Department of Biological Engineering, Utah State University, 4105 Old Main Hill, Logan, UT, 84322-4105, USA.
Key Laboratory of Modern Preparation of TCM, Ministry of Education, Jiangxi University of Traditional Chinese Medicine, Nanchang, 330004, Jiangxi, China.
Appl Microbiol Biotechnol. 2020 Aug;104(16):7131-7142. doi: 10.1007/s00253-020-10765-y. Epub 2020 Jul 7.
FR901533 (1, also known as WS79089B), WS79089A (2), and WS79089C (3) are polycyclic aromatic natural products with promising inhibitory activity to endothelin-converting enzymes. In this work, we isolated five tridecaketide products from Streptosporangium roseum No. 79089, including 1-3, benaphthamycin (4) and a novel FR901533 analogue (5). The structure of 5 was characterized based on spectroscopic data. Compared with the major product 2, the new compound 5 has an additional hydroxyl group at C-12 and an extra methyl group at the 13-OH. The configuration of C-19 of these compounds was determined to be R using Mosher's method. A putative biosynthetic gene cluster for compounds 1-5 was discovered by analyzing the genome of S. roseum No. 79089. This 38.6-kb gene cluster contains 38 open reading frames, including a minimal polyketide synthase (wsaA-C), an aromatase (wsaD), three cyclases (wsaE, F, and W), and a series of tailoring enzymes such as monooxygenases (wsaO1-O7) and methyltransferases (wsaM1 and M2). Disruption of the ketosynthase gene (wsaA) in this gene cluster abolished the production of 1-5, confirming that this gene cluster is indeed responsible for the biosynthesis of 1-5. A type II polyketide biosynthetic pathway was proposed for this group of natural endothelin-converting enzyme inhibitors.
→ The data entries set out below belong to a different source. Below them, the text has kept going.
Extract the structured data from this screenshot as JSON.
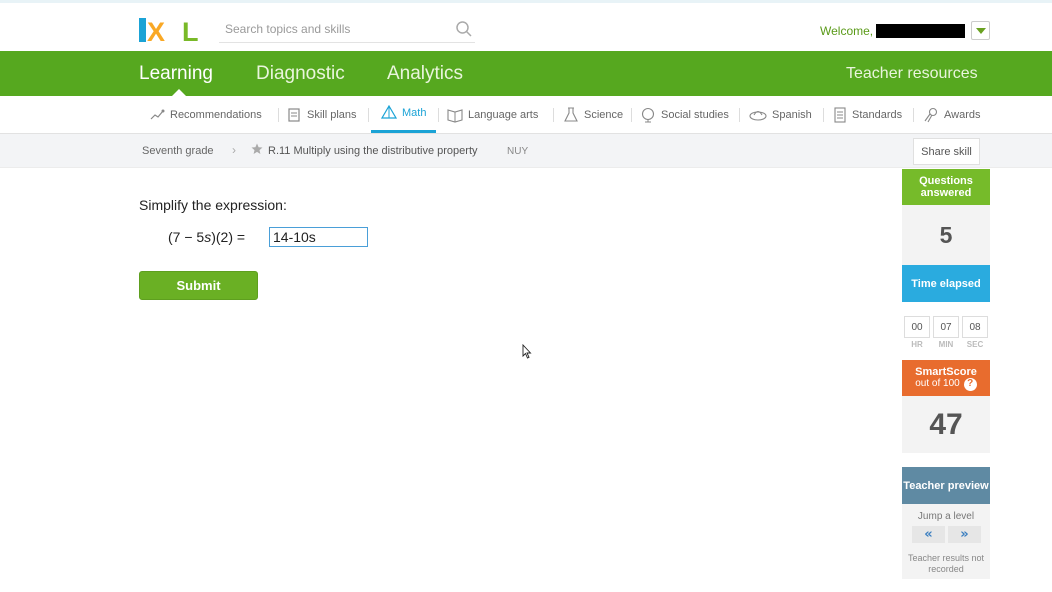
{
  "header": {
    "logo_text": "IXL",
    "search_placeholder": "Search topics and skills",
    "welcome": "Welcome,"
  },
  "main_nav": {
    "items": [
      {
        "label": "Learning",
        "active": true
      },
      {
        "label": "Diagnostic",
        "active": false
      },
      {
        "label": "Analytics",
        "active": false
      }
    ],
    "teacher_resources": "Teacher resources"
  },
  "subject_nav": {
    "items": [
      {
        "label": "Recommendations",
        "icon": "recommendations-icon"
      },
      {
        "label": "Skill plans",
        "icon": "skill-plans-icon"
      },
      {
        "label": "Math",
        "icon": "math-icon",
        "active": true
      },
      {
        "label": "Language arts",
        "icon": "language-arts-icon"
      },
      {
        "label": "Science",
        "icon": "science-icon"
      },
      {
        "label": "Social studies",
        "icon": "social-studies-icon"
      },
      {
        "label": "Spanish",
        "icon": "spanish-icon"
      },
      {
        "label": "Standards",
        "icon": "standards-icon"
      },
      {
        "label": "Awards",
        "icon": "awards-icon"
      }
    ],
    "active_color": "#1ba3d6"
  },
  "breadcrumb": {
    "grade": "Seventh grade",
    "skill": "R.11 Multiply using the distributive property",
    "code": "NUY",
    "share_label": "Share skill"
  },
  "question": {
    "prompt": "Simplify the expression:",
    "expression": "(7 − 5s)(2) =",
    "answer_value": "14-10s",
    "submit_label": "Submit"
  },
  "sidebar": {
    "questions_answered_label": "Questions answered",
    "questions_answered": "5",
    "time_elapsed_label": "Time elapsed",
    "time": {
      "hr": "00",
      "min": "07",
      "sec": "08"
    },
    "time_labels": {
      "hr": "HR",
      "min": "MIN",
      "sec": "SEC"
    },
    "smartscore_label": "SmartScore",
    "smartscore_sub": "out of 100",
    "smartscore": "47",
    "teacher_preview_label": "Teacher preview",
    "jump_label": "Jump a level",
    "jump_back": "«",
    "jump_forward": "»",
    "teacher_note": "Teacher results not recorded"
  },
  "colors": {
    "brand_green": "#56a81f",
    "qa_green": "#76bb2a",
    "time_blue": "#2aabdf",
    "smartscore_orange": "#e86c2e",
    "teacher_slate": "#5f8aa3"
  }
}
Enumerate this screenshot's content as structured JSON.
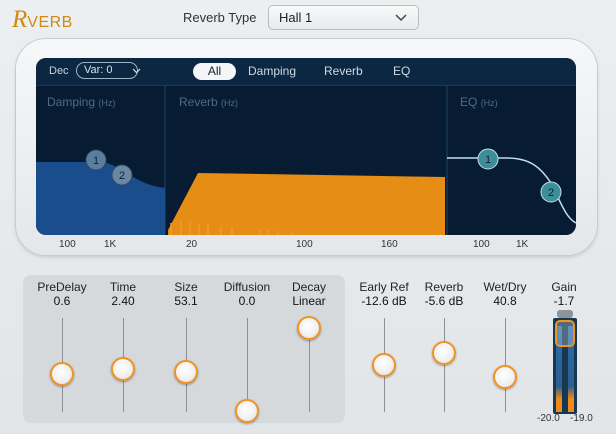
{
  "logo": {
    "cap": "R",
    "rest": "VERB"
  },
  "reverb_type": {
    "label": "Reverb Type",
    "value": "Hall 1"
  },
  "display": {
    "dec_label": "Dec",
    "var_value": "Var: 0",
    "tabs": [
      "All",
      "Damping",
      "Reverb",
      "EQ"
    ],
    "active_tab": "All",
    "sections": [
      {
        "title": "Damping",
        "unit": "(Hz)"
      },
      {
        "title": "Reverb",
        "unit": "(Hz)"
      },
      {
        "title": "EQ",
        "unit": "(Hz)"
      }
    ],
    "damping_nodes": [
      "1",
      "2"
    ],
    "eq_nodes": [
      "1",
      "2"
    ],
    "x_ticks": {
      "damping": [
        "100",
        "1K"
      ],
      "reverb": [
        "20",
        "100",
        "160"
      ],
      "eq": [
        "100",
        "1K"
      ]
    }
  },
  "params": [
    {
      "name": "PreDelay",
      "value": "0.6",
      "level": 0.44
    },
    {
      "name": "Time",
      "value": "2.40",
      "level": 0.51
    },
    {
      "name": "Size",
      "value": "53.1",
      "level": 0.47
    },
    {
      "name": "Diffusion",
      "value": "0.0",
      "level": 0.0
    },
    {
      "name": "Decay",
      "value": "Linear",
      "level": 1.0
    },
    {
      "name": "Early Ref",
      "value": "-12.6 dB",
      "level": 0.55
    },
    {
      "name": "Reverb",
      "value": "-5.6 dB",
      "level": 0.7
    },
    {
      "name": "Wet/Dry",
      "value": "40.8",
      "level": 0.41
    }
  ],
  "gain": {
    "name": "Gain",
    "value": "-1.7",
    "meter_left": "-20.0",
    "meter_right": "-19.0"
  },
  "colors": {
    "accent": "#ef9321",
    "display_bg": "#071c33",
    "reverb_fill": "#e58d15",
    "damping_fill": "#1a4d8c",
    "node": "#5a7f9e",
    "eq_node": "#3e8e9a"
  },
  "icons": {
    "select_chevron": "chevron-down-icon"
  }
}
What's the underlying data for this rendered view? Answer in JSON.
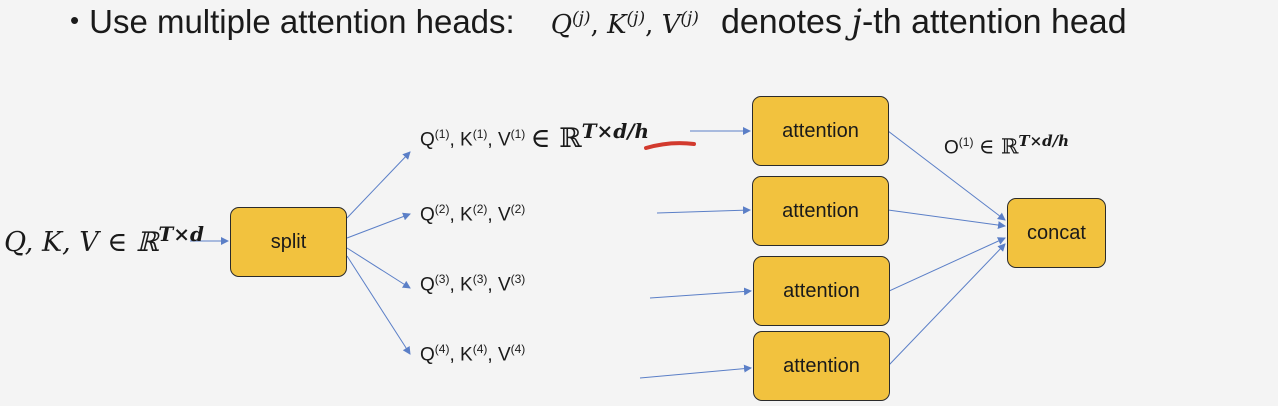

KEY POINTS: • Five aromatic tridecaketides were isolated from Streptosporangium roseum No. 79089. • A novel FR901533 analogue, 12-hydroxy-13-O-methyl-WS79089A, was characterized. • The absolute configuration of C-19 of FR901533 and analogues was determined. • The biosynthetic gene cluster of FR901533 and analogues was discovered.
FR901533(1,也称为 WS79089B)、WS79089A(2)和 WS79089C(3)是具有潜在抑制内皮素转化酶活性的多环芳香天然产物。在这项工作中,我们从玫瑰色链霉菌 79089 中分离出五个十三烷酮产物,包括 1-3、苯萘霉素(4)和一种新型 FR901533 类似物(5)。5 的结构基于光谱数据进行了表征。与主要产物 2 相比,新化合物 5 在 C-12 处具有额外的羟基和 13-OH 处的额外甲基。使用 Mosher 法确定这些化合物的 C-19 构型为 R。通过分析 S. roseum No. 79089 的基因组,发现了化合物 1-5 的假定生物合成基因簇。这个 38.6kb 的基因簇包含 38 个开放阅读框,包括最小的聚酮合酶(wsaA-C)、芳香酶(wsaD)、三个环化酶(wsaE、F 和 W)以及一系列修饰酶,如单加氧酶(wsaO1-O7)和甲基转移酶(wsaM1 和 M2)。该基因簇中的酮合酶基因(wsaA)的破坏使 1-5 的产生被废除,证实该基因簇确实负责 1-5 的生物合成。提出了一组天然内皮素转化酶抑制剂的 II 型聚酮生物合成途径。关键点:• 从玫瑰色链霉菌 No. 79089 中分离出五个芳香十三烷酮。• 表征了一种新型 FR901533 类似物,12-羟基-13-O-甲基-WS79089A。• 确定了 FR901533 和类似物的 C-19 的绝对构型。• 发现了 FR901533 和类似物的生物合成基因簇。